Orange and yellow larches paint the hillsides that lead us to Chitkul. A passport check, and a chain wedged between the cassette and spokes (my worst nightmare) are our only delays. Gray clouds start to move in and rain is imminent. We huddle inside a restaurant with a few others and decide to meet again that evening. We had a pretty motley crew of travelers: a couple older and well traveled German guys, Ankush and Prabhat, two Israeli motorcyclist fresh out of the army, and a fellow Swiss cyclist, jamming Indian tunes and slamming endless veg pakora all night. 



Tea breaks have turned to apple breaks. Kinnaur provides apples for all of India and many other parts of the world. Long wires drape across the vast valley connecting either side –What are these wires for? How does it work? Do people cross in those little baskets?!? A man tosses us a couple of Kinnaur's finest from the boxes of apples brought over from the orchards on the other side. We munch and watch as a motorized cart full of apples crosses the 500 feet. And yes, people do get in these tiny wobbly carts suspended 1,000 feet in the air.



The further we move into the valley the busier the road and the faster the cars. It is pavement from here to Shimla, trucks are zooming by at a million miles an hour, the villages are dirty and lacking in charm. The closer we get to Shimla, the capital, the worse it's going to get. 

Why bother? We’re done. No more cycling in India. 

After 1,000 miles of riding in the Indian Himalaya we decided to finish our India portion of riding in the busy town of Tapri just outside of Chitkul, ignoring the last 100 miles to Shimla we had planned. 

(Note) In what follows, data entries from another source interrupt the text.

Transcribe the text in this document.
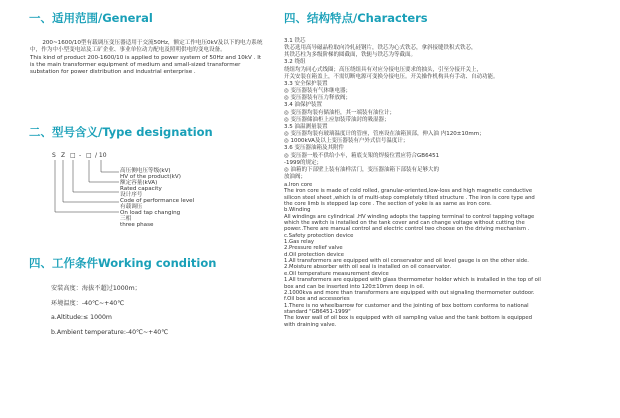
一、适用范围/General

200~1600/10型有载调压变压器适用于交流50Hz，额定工作电压0kV及以下的电力系统中，作为中小型变电站及工矿企业、事业单位动力配电及照明供电的变电设备。

This kind of product 200-1600/10 is applied to power system of 50Hz and 10kV . It is the main transformer equipment of medium and small-sized transformer substation for power distribution and industrial enterprise .

二、型号含义/Type designation
S Z □ - □ / 10
高压侧电压等级(kV)
HV of the product(kV)
额定容量(kVA)
Rated capacity
设计序号
Code of performance level
有载调压
On load tap changing
三相
three phase
四、工作条件Working condition
安装高度：海拔不超过1000m；
环境温度：-40℃~+40℃
a.Altitude:≤ 1000m
b.Ambient temperature:-40℃~+40℃
四、结构特点/Characters
3.1 铁芯
铁芯选用高导磁晶粒取向冷轧硅钢片，铁芯为心式铁芯，拿斜接缝铁积式铁芯，
其铁芯柱为多级阶梯的圆截面，铁轭与铁芯为等截面。
3.2 绕组
绕组均为同心式线圈；高压绕组具有对应分接电压要求的抽头，引至分接开关上，
开关安装在箱盖上，不需切断电源可变换分接电压。开关操作机构具有手动、自动功能。
3.3 安全保护装置
◎ 变压器装有气体继电器；
◎ 变压器装有压力释放阀；
3.4 油保护装置
◎ 变压器均装有储油柜，其一端装有油位计；
◎ 变压器储油柜上应加装带油封的吸湿器；
3.5 油温测量装置
◎ 变压器均装有玻璃温度计的管座，管座设在油箱顶部，伸入油 内120±10mm；
◎ 1000kVA及以上变压器装有户外式信号温度计；
3.6 变压器油箱及其附件
◎ 变压器一般不供给小车，箱底支架的焊接位置应符合GB6451
-1999的规定；
◎ 油箱的下部壁上装有油样活门，变压器油箱下部装有足够大的
放油阀；
a.Iron core
The iron core is made of cold rolled, granular-oriented,low-loss and high magnetic conductive
silicon steel sheet ,which is of multi-step completely tilted structure . The iron is core type and
the core limb is stepped lap core . The section of yoke is as same as iron core.
b.Winding
All windings are cylindrical .HV winding adopts the tapping terminal to control tapping voltage
which the switch is installed on the tank cover and can change voltage without cutting the
power..There are manual control and electric control two choose on the driving mechanism .
c.Safety protection device
1.Gas relay
2.Pressure relief valve
d.Oil protection device
1.All transformers are equipped with oil conservator and oil level gauge is on the other side.
2.Moisture absorber with oil seal is installed on oil conservator.
e.Oil temperature measurement device
1.All transformers are equipped with glass thermometer holder which is installed in the top of oil
box and can be inserted into 120±10mm deep in oil.
2.1000kva and more than transformers are equipped with out signaling thermometer outdoor.
f.Oil box and accessories
1.There is no wheelbarrow for customer and the jointing of box bottom conforms to national
standard "GB6451-1999"
The lower wall of oil box is equipped with oil sampling value and the tank bottom is equipped
with draining valve.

We sit at the edge of Tapri trying to catch a truck heading towards Shimla. One guy asks 7,000rs to get us only half way – too rich for our blood. So we wait. Eric sticks his head in every passing truck trying to convince them to let us and our bikes come along. Sunil, a government contract driver,  agrees and even refuses our offer to pay saying, “You are my guest, and here in Kinnaur, guests are like gods.” Sunil shows us incredible kindness, even arranging a fair price for a hotel when we get to Shimla 6 hours later. 


Traffic.

  

Shimla is crazy: shops galore, many kinds of monkeys, and even Pizza Hut! The “Gateway to the Himalayas” and the capital of Himachal Pradesh (the state we have been riding in for the last month). We are back to civilization but Monkeys have taken over the town, jumping from rooftop to rooftop, digging in the garbage, and chasing each other down electrical wires. We grab breakfast in a cafe straight out of the 1920's and enjoy our new found surroundings. 

Stomachs full of ice-cream, we look into the over populated valley. Buildings stacked on buildings like legos as far as the eye can see. Two months ago we started our ride in India. Today we have completed our first big section in a foreign country. For the next few weeks we will take a series of trains and busses through the plains of India visiting: Delhi, Agra, Varanasi, Bodh Gaya, and Sarnath. 

Next up: Nepal, to ride the Annapurna circuit!